Momaday’s work reveals the environmental mindedness of Native American people. Indian
ecoliterature. Free of patterns of intellectual or exploitative domination perceived in Euramerican
writing, they respect and venerate the earth and the feminine principle associated with it.

REMEMBER: Native American renaissance (1068). He uses blood memory as thematic constant in his
work. Motifs in Native American literature” the mythic power of orality, the search for roots and
identity, and the harmonious relationship with nature.

JUDITH ORTIZ COFER: “THE WITCH’S HUSBAND”

Geographic, linguistic, religious and gender crossings have had an immense influence on the production of
Latin American literature. Judith Ortiz Cofer is defined by her in-betweenness, for she does not consider
herself outside the United States nor the Puerto Rican culture but in between two traditions.
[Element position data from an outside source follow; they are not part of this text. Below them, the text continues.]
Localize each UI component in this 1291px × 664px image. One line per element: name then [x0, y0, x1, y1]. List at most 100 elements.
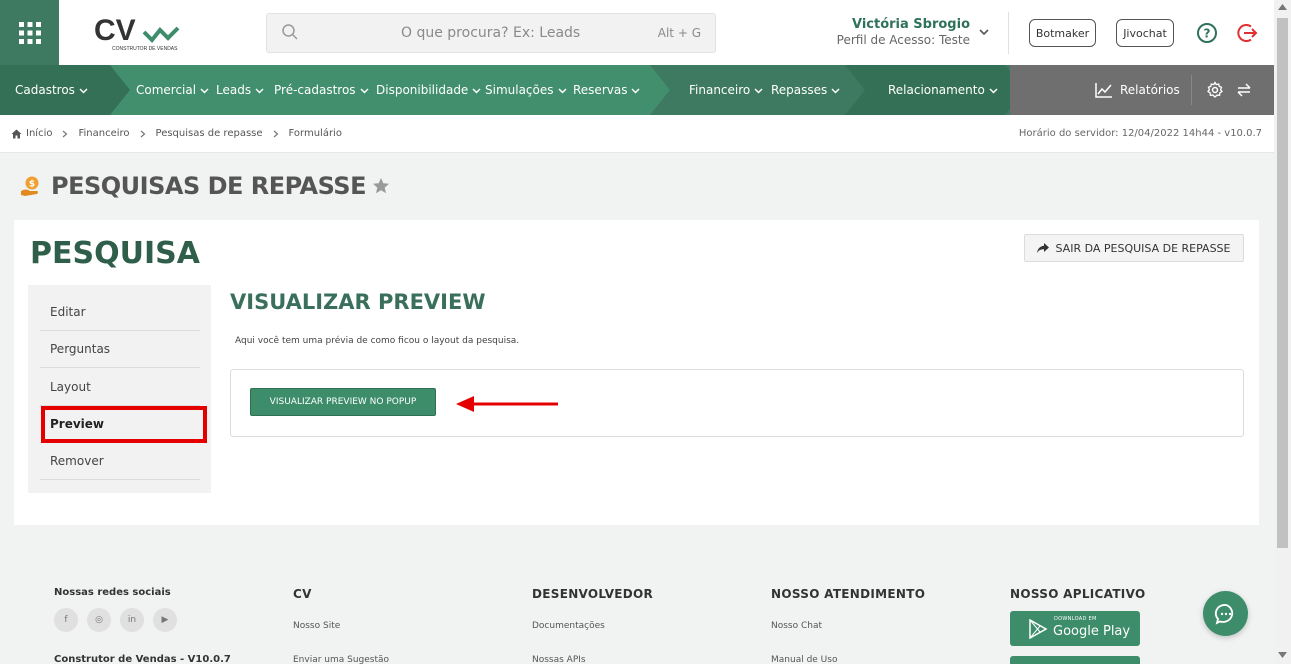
section-title: VISUALIZAR PREVIEW: [230, 290, 486, 314]
breadcrumb: Início Financeiro Pesquisas de repasse F…: [0, 115, 1274, 153]
highlight-box: [41, 406, 207, 443]
nav-item-pre-cadastros[interactable]: Pré-cadastros: [274, 65, 369, 115]
page-title-row: $ PESQUISAS DE REPASSE: [19, 172, 390, 200]
share-arrow-icon: [1037, 243, 1050, 253]
header-divider: [1008, 12, 1009, 54]
breadcrumb-financeiro[interactable]: Financeiro: [78, 128, 129, 139]
svg-text:$: $: [29, 180, 35, 190]
nav-item-leads[interactable]: Leads: [216, 65, 264, 115]
search-shortcut: Alt + G: [657, 26, 701, 40]
scrollbar-thumb[interactable]: [1277, 18, 1288, 548]
google-play-label: Google Play: [1053, 624, 1131, 639]
footer-cv-title: CV: [293, 587, 312, 601]
main-nav: Cadastros Comercial Leads Pré-cadastros …: [0, 65, 1274, 115]
search-icon: [282, 24, 298, 40]
nav-item-comercial[interactable]: Comercial: [136, 65, 209, 115]
nav-item-reservas[interactable]: Reservas: [573, 65, 640, 115]
linkedin-icon[interactable]: in: [120, 608, 144, 632]
survey-card: PESQUISA SAIR DA PESQUISA DE REPASSE Edi…: [14, 220, 1259, 525]
youtube-icon[interactable]: ▶: [153, 608, 177, 632]
red-arrow-icon: [456, 396, 558, 412]
card-title: PESQUISA: [30, 236, 200, 271]
section-description: Aqui você tem uma prévia de como ficou o…: [235, 336, 520, 346]
side-menu: Editar Perguntas Layout Preview Remover: [28, 285, 211, 493]
chat-button[interactable]: [1203, 591, 1248, 636]
nav-item-financeiro[interactable]: Financeiro: [689, 65, 763, 115]
chevron-down-icon: [631, 87, 640, 94]
server-time: Horário do servidor: 12/04/2022 14h44 - …: [1018, 128, 1262, 139]
exit-survey-button[interactable]: SAIR DA PESQUISA DE REPASSE: [1024, 234, 1244, 262]
side-item-remover[interactable]: Remover: [40, 443, 200, 480]
scroll-down-icon[interactable]: [1278, 652, 1287, 658]
user-profile: Perfil de Acesso: Teste: [836, 33, 970, 47]
footer-version: Construtor de Vendas - V10.0.7: [54, 654, 231, 664]
footer-support-title: NOSSO ATENDIMENTO: [771, 587, 926, 601]
chevron-down-icon: [989, 87, 998, 94]
instagram-icon[interactable]: ◎: [87, 608, 111, 632]
top-header: CV CONSTRUTOR DE VENDAS O que procura? E…: [0, 0, 1274, 65]
nav-item-label: Relacionamento: [888, 83, 985, 97]
nav-item-relatorios[interactable]: Relatórios: [1095, 65, 1180, 115]
nav-item-label: Pré-cadastros: [274, 83, 356, 97]
nav-divider: [1191, 75, 1192, 105]
nav-item-repasses[interactable]: Repasses: [771, 65, 840, 115]
footer-link-site[interactable]: Nosso Site: [293, 621, 340, 631]
grid-icon: [18, 21, 41, 44]
apps-menu-button[interactable]: [0, 0, 59, 65]
google-play-button[interactable]: DOWNLOAD EM Google Play: [1010, 611, 1140, 646]
chat-bubble-icon: [1214, 603, 1233, 625]
google-play-small: DOWNLOAD EM: [1054, 616, 1097, 622]
side-item-editar[interactable]: Editar: [40, 294, 200, 331]
nav-item-cadastros[interactable]: Cadastros: [15, 65, 88, 115]
jivochat-button[interactable]: Jivochat: [1116, 19, 1174, 47]
chevron-down-icon: [255, 87, 264, 94]
nav-item-label: Simulações: [485, 83, 554, 97]
gear-icon[interactable]: [1206, 81, 1224, 99]
footer-link-chat[interactable]: Nosso Chat: [771, 621, 822, 631]
chevron-down-icon: [472, 87, 481, 94]
footer-link-docs[interactable]: Documentações: [532, 621, 605, 631]
user-name: Victória Sbrogio: [851, 17, 970, 32]
chevron-down-icon[interactable]: [978, 26, 990, 38]
cv-logo[interactable]: CV CONSTRUTOR DE VENDAS: [92, 14, 187, 54]
search-input[interactable]: O que procura? Ex: Leads Alt + G: [266, 13, 716, 53]
scroll-up-icon[interactable]: [1278, 4, 1287, 10]
breadcrumb-pesquisas[interactable]: Pesquisas de repasse: [156, 128, 263, 139]
breadcrumb-inicio[interactable]: Início: [26, 128, 52, 139]
footer-link-suggestion[interactable]: Enviar uma Sugestão: [293, 655, 389, 664]
chevron-down-icon: [754, 87, 763, 94]
footer-link-manual[interactable]: Manual de Uso: [771, 655, 837, 664]
nav-item-label: Financeiro: [689, 83, 751, 97]
footer-link-apis[interactable]: Nossas APIs: [532, 655, 586, 664]
preview-popup-button[interactable]: VISUALIZAR PREVIEW NO POPUP: [250, 388, 436, 416]
swap-icon[interactable]: [1236, 82, 1252, 98]
nav-item-label: Reservas: [573, 83, 628, 97]
help-icon[interactable]: ?: [1196, 22, 1218, 44]
side-item-perguntas[interactable]: Perguntas: [40, 331, 200, 368]
nav-item-disponibilidade[interactable]: Disponibilidade: [376, 65, 481, 115]
search-placeholder: O que procura? Ex: Leads: [401, 25, 581, 41]
svg-text:?: ?: [1204, 27, 1211, 41]
nav-item-relacionamento[interactable]: Relacionamento: [888, 65, 998, 115]
chevron-right-icon: [273, 130, 278, 137]
nav-item-simulacoes[interactable]: Simulações: [485, 65, 567, 115]
logout-icon[interactable]: [1237, 22, 1259, 44]
chevron-down-icon: [557, 87, 567, 94]
chevron-down-icon: [360, 87, 369, 94]
logo-subtext: CONSTRUTOR DE VENDAS: [112, 46, 178, 52]
chart-icon: [1095, 83, 1112, 98]
chevron-down-icon: [831, 87, 840, 94]
nav-item-label: Repasses: [771, 83, 828, 97]
play-store-icon: [1029, 619, 1048, 639]
app-store-button[interactable]: [1010, 656, 1140, 664]
money-hand-icon: $: [21, 176, 39, 196]
nav-item-label: Relatórios: [1120, 83, 1180, 97]
side-item-layout[interactable]: Layout: [40, 369, 200, 406]
user-menu[interactable]: Victória Sbrogio Perfil de Acesso: Teste: [837, 17, 970, 47]
logo-text: CV: [94, 14, 136, 47]
botmaker-button[interactable]: Botmaker: [1029, 19, 1096, 47]
star-icon[interactable]: [372, 177, 390, 195]
facebook-icon[interactable]: f: [54, 608, 78, 632]
scrollbar[interactable]: [1274, 0, 1291, 664]
nav-item-label: Disponibilidade: [376, 83, 469, 97]
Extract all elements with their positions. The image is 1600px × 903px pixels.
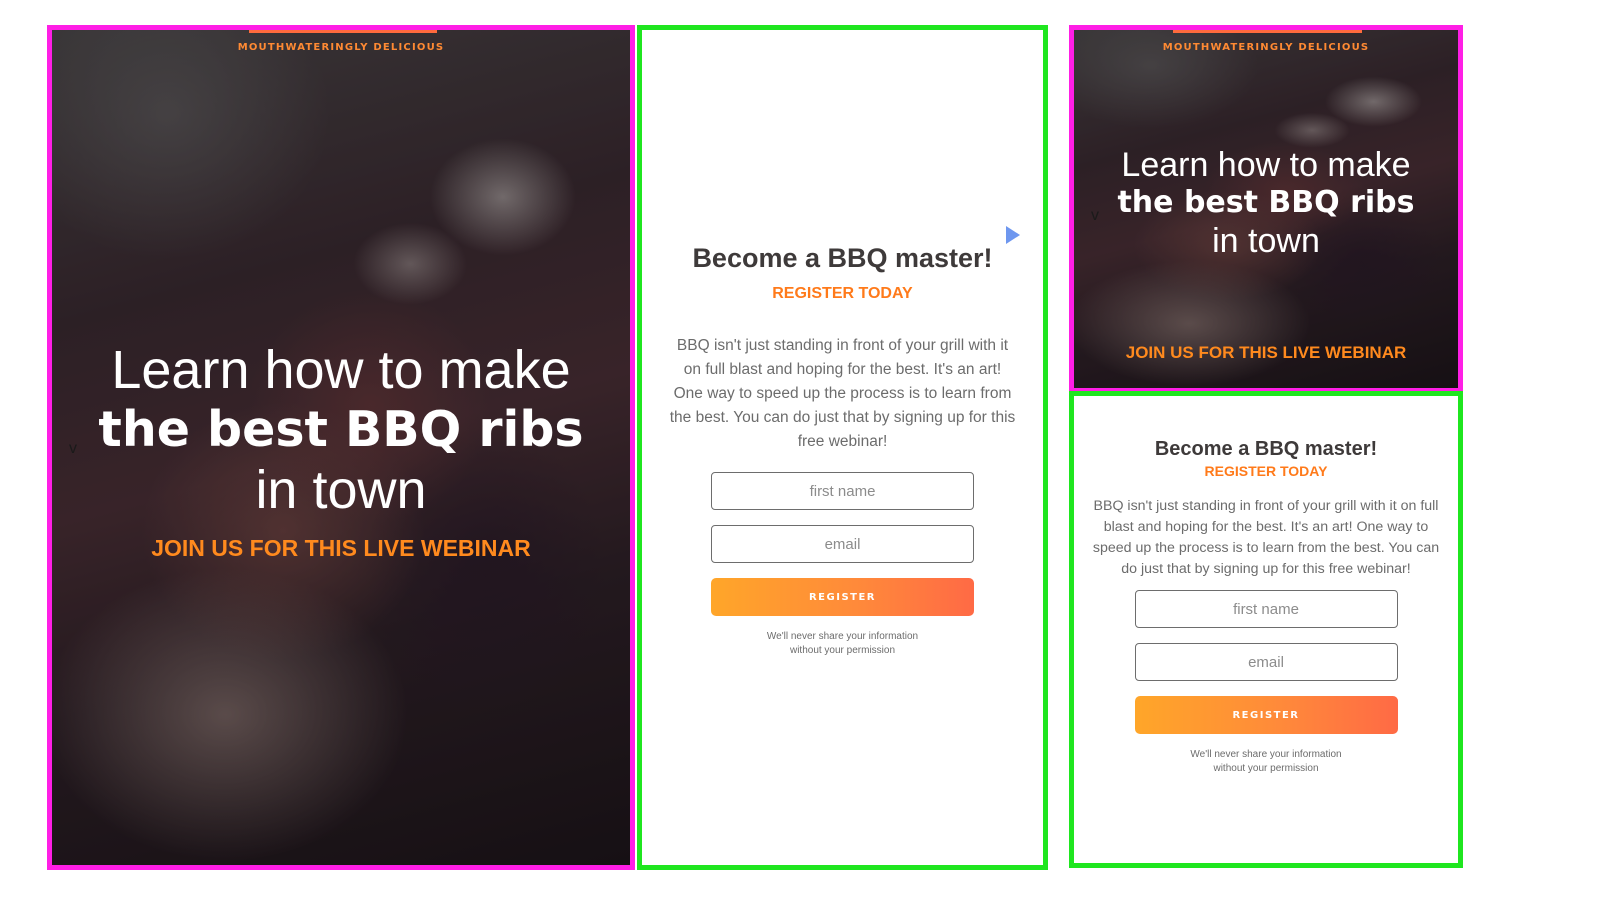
register-button[interactable]: REGISTER bbox=[711, 578, 974, 616]
hero-headline: Learn how to make the best BBQ ribs in t… bbox=[52, 340, 630, 520]
form-description: BBQ isn't just standing in front of your… bbox=[669, 337, 1016, 450]
form-description: BBQ isn't just standing in front of your… bbox=[1092, 498, 1440, 577]
eyebrow-label: MOUTHWATERINGLY DELICIOUS bbox=[1162, 42, 1370, 53]
email-input[interactable] bbox=[1134, 643, 1398, 681]
registration-form: Become a BBQ master! REGISTER TODAY BBQ … bbox=[642, 240, 1043, 658]
form-title: Become a BBQ master! bbox=[692, 243, 993, 273]
accent-top-bar bbox=[249, 30, 437, 33]
form-subtitle: REGISTER TODAY bbox=[772, 285, 913, 302]
privacy-note-line-2: without your permission bbox=[789, 645, 896, 656]
headline-line-2: the best BBQ ribs bbox=[98, 401, 584, 458]
headline-line-3: in town bbox=[255, 460, 427, 520]
register-button[interactable]: REGISTER bbox=[1134, 696, 1398, 734]
webinar-cta-text: JOIN US FOR THIS LIVE WEBINAR bbox=[151, 535, 531, 561]
canvas: MOUTHWATERINGLY DELICIOUS v Learn how to… bbox=[0, 0, 1600, 903]
first-name-input[interactable] bbox=[711, 472, 974, 510]
privacy-note-line-2: without your permission bbox=[1213, 763, 1319, 774]
pointer-cursor-icon bbox=[1006, 226, 1020, 244]
headline-line-2: the best BBQ ribs bbox=[1117, 185, 1415, 220]
headline-line-1: Learn how to make bbox=[111, 340, 571, 400]
form-subtitle: REGISTER TODAY bbox=[1204, 463, 1328, 479]
privacy-note-line-1: We'll never share your information bbox=[1190, 749, 1342, 760]
accent-top-bar bbox=[1173, 30, 1362, 33]
webinar-cta-text: JOIN US FOR THIS LIVE WEBINAR bbox=[1125, 343, 1407, 362]
form-title: Become a BBQ master! bbox=[1154, 438, 1378, 460]
eyebrow-label: MOUTHWATERINGLY DELICIOUS bbox=[237, 42, 445, 53]
privacy-note-line-1: We'll never share your information bbox=[766, 631, 919, 642]
hero-headline: Learn how to make the best BBQ ribs in t… bbox=[1074, 146, 1458, 260]
desktop-form-panel: Become a BBQ master! REGISTER TODAY BBQ … bbox=[637, 25, 1048, 870]
mobile-form-panel: Become a BBQ master! REGISTER TODAY BBQ … bbox=[1069, 391, 1463, 868]
email-input[interactable] bbox=[711, 525, 974, 563]
headline-line-3: in town bbox=[1212, 222, 1320, 260]
first-name-input[interactable] bbox=[1134, 590, 1398, 628]
headline-line-1: Learn how to make bbox=[1121, 146, 1411, 184]
registration-form: Become a BBQ master! REGISTER TODAY BBQ … bbox=[1074, 436, 1458, 776]
desktop-hero-panel: MOUTHWATERINGLY DELICIOUS v Learn how to… bbox=[47, 25, 635, 870]
privacy-note: We'll never share your information witho… bbox=[642, 630, 1043, 658]
privacy-note: We'll never share your information witho… bbox=[1074, 748, 1458, 776]
mobile-hero-panel: MOUTHWATERINGLY DELICIOUS v Learn how to… bbox=[1069, 25, 1463, 393]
The reading of her work manifests her “transnational” approach to questions of identity, neither
assimilationist to the dominant culture of the United States, neither oppositional. As with other ethnic writers,
Judith Ortiz Cofer’s work deals with culture as handed down from woman to woman through storytelling. Her
novels and stories are woman-centered, woman-fabricated, and woman-organized. Features:

- Instances of bi-culturalism
- Emphasis on oral culture and tradition
- Representation of gender types

Ortiz Cofer’s “The Witche’s Husband” discusses a family’s private history. She evidences her biculturalism in
her choice of words. Uses English but raised in a Spanish-speaking household. She shows her interest in
‘mestizaje’, in blending assumed opposites and crossing boundaries. Her attention mainly focuses on the
shifting and overlapping components of identity.

The witch figure hints a gender-related issue. Gender and nationhood are particularly interesting in this story,
for they communicate the particular understanding of feminism that a number of Puerto Rican women writers
share. She is suggestively portrayed as a witch-healer with wonderful secret skills but, unlike the witch in the
story –and in popular imagination- she shows a thorough dedication yto her family and her community.

Attention should be paid to the remarkable physical reality that separates mainland Puerto Ricans from their
homeland. The Texas-Mexican border whose circumstances configured Anzaldua’s consciousness differs from
the Puerto Rican-mainland border, which is a liquid border, not a land formation. Therefore, those Puerto
Ricans who live in the mainland lack the peculiar sensation of physically living on a borderland.

Magic Realism = offers a new understanding of reality and the procedures to recreate it. “The Witche’s
Husband” being a borderland text, fuses the tradition of South American Magic Realism with the Gothic
tradition. She appropriates the Gothic themes and styles of such authors as Nathaniel Hawthorne or Henry
James, and transplants them into Puerto Rican folklore. The oral tradition plays in The Witch’s Husband the
same significant oart as in Momaday’s The Way to Rainy Mountain. It is a tradition composed of myth, folklore,
and public and private stories. Memory and cultural identity are strongly connected to femininity. Solidarity
among women. Domesticity is colored with suggestive hints of witch-healing practices.